| HN Mirror

Y	Hacker News new \| ask \| show \| jobs


	by iflp 2105 days ago
	I appreciate the effort the authors put to this post, but this is like saying DNNs are stacked logistics regression: the connection is superficial, and doesn't lead to deep insights about how they really work.

3 comments

hobofan 2105 days ago

> deep insights about how they really work

It's not about "how they really work", but what data they operate on and what problems they can be applied to.
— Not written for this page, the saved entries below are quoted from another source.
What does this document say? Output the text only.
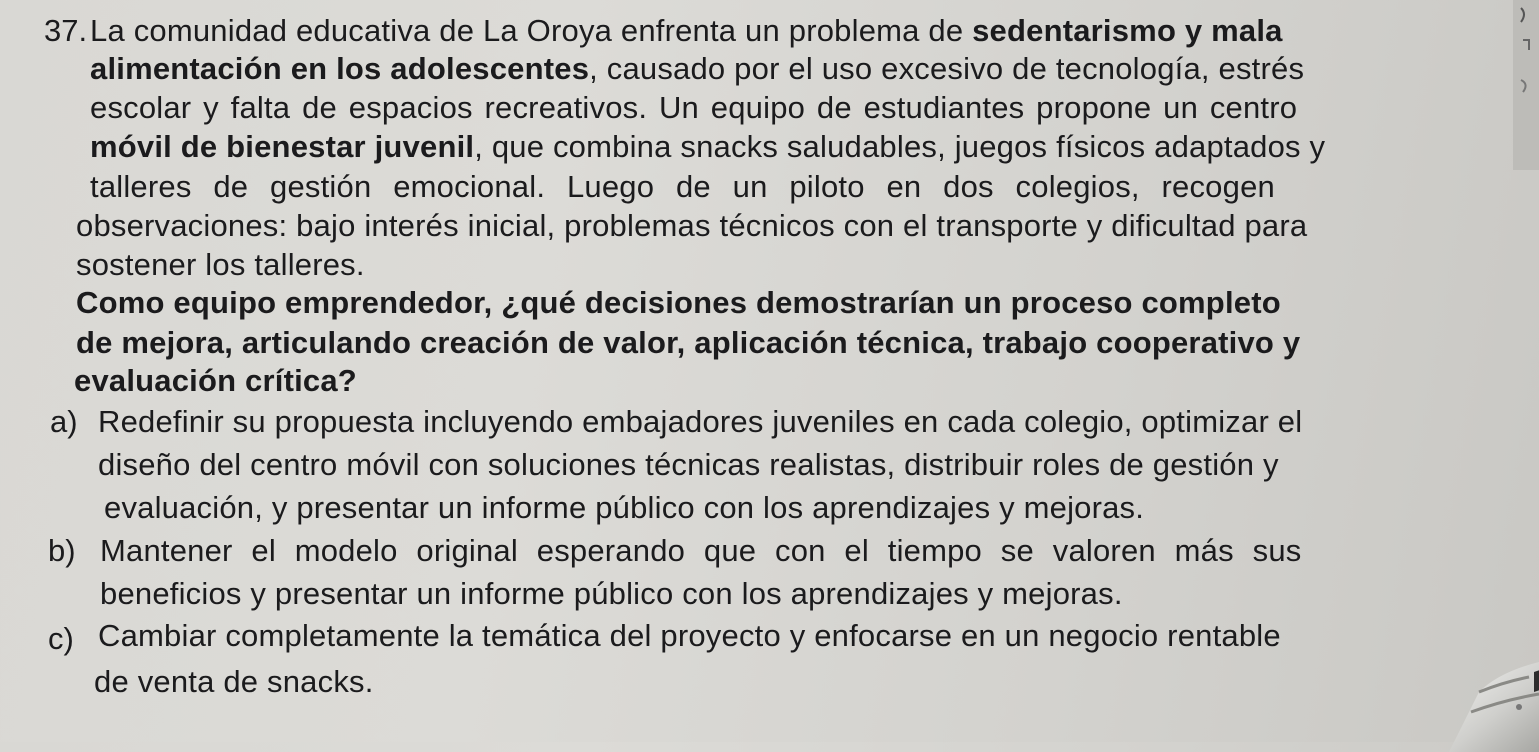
37. La comunidad educativa de La Oroya enfrenta un problema de sedentarismo y mala
alimentación en los adolescentes, causado por el uso excesivo de tecnología, estrés
escolar y falta de espacios recreativos. Un equipo de estudiantes propone un centro
móvil de bienestar juvenil, que combina snacks saludables, juegos físicos adaptados y
talleres de gestión emocional. Luego de un piloto en dos colegios, recogen
observaciones: bajo interés inicial, problemas técnicos con el transporte y dificultad para
sostener los talleres.
Como equipo emprendedor, ¿qué decisiones demostrarían un proceso completo
de mejora, articulando creación de valor, aplicación técnica, trabajo cooperativo y
evaluación crítica?
a) Redefinir su propuesta incluyendo embajadores juveniles en cada colegio, optimizar el
diseño del centro móvil con soluciones técnicas realistas, distribuir roles de gestión y
evaluación, y presentar un informe público con los aprendizajes y mejoras.
b) Mantener el modelo original esperando que con el tiempo se valoren más sus
beneficios y presentar un informe público con los aprendizajes y mejoras.
c) Cambiar completamente la temática del proyecto y enfocarse en un negocio rentable
de venta de snacks.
When I first heard the term "transformer" from a friend, I didn't have any association in my mind because it's a very opaque term, but once he explained it to me as Graph Neural Networks, it very quickly clicked.

link

cjauvin 2105 days ago

I'm genuinely a bit surprised by that, that was always my high-level understanding of what the essence of neural networks was (at least feedforward vanilla ones), would you care to elaborate?

link

woko 2105 days ago

I think this post means the same as this tweet:

> Transformers are a special case of Graph Neural Networks. This may be obvious to some.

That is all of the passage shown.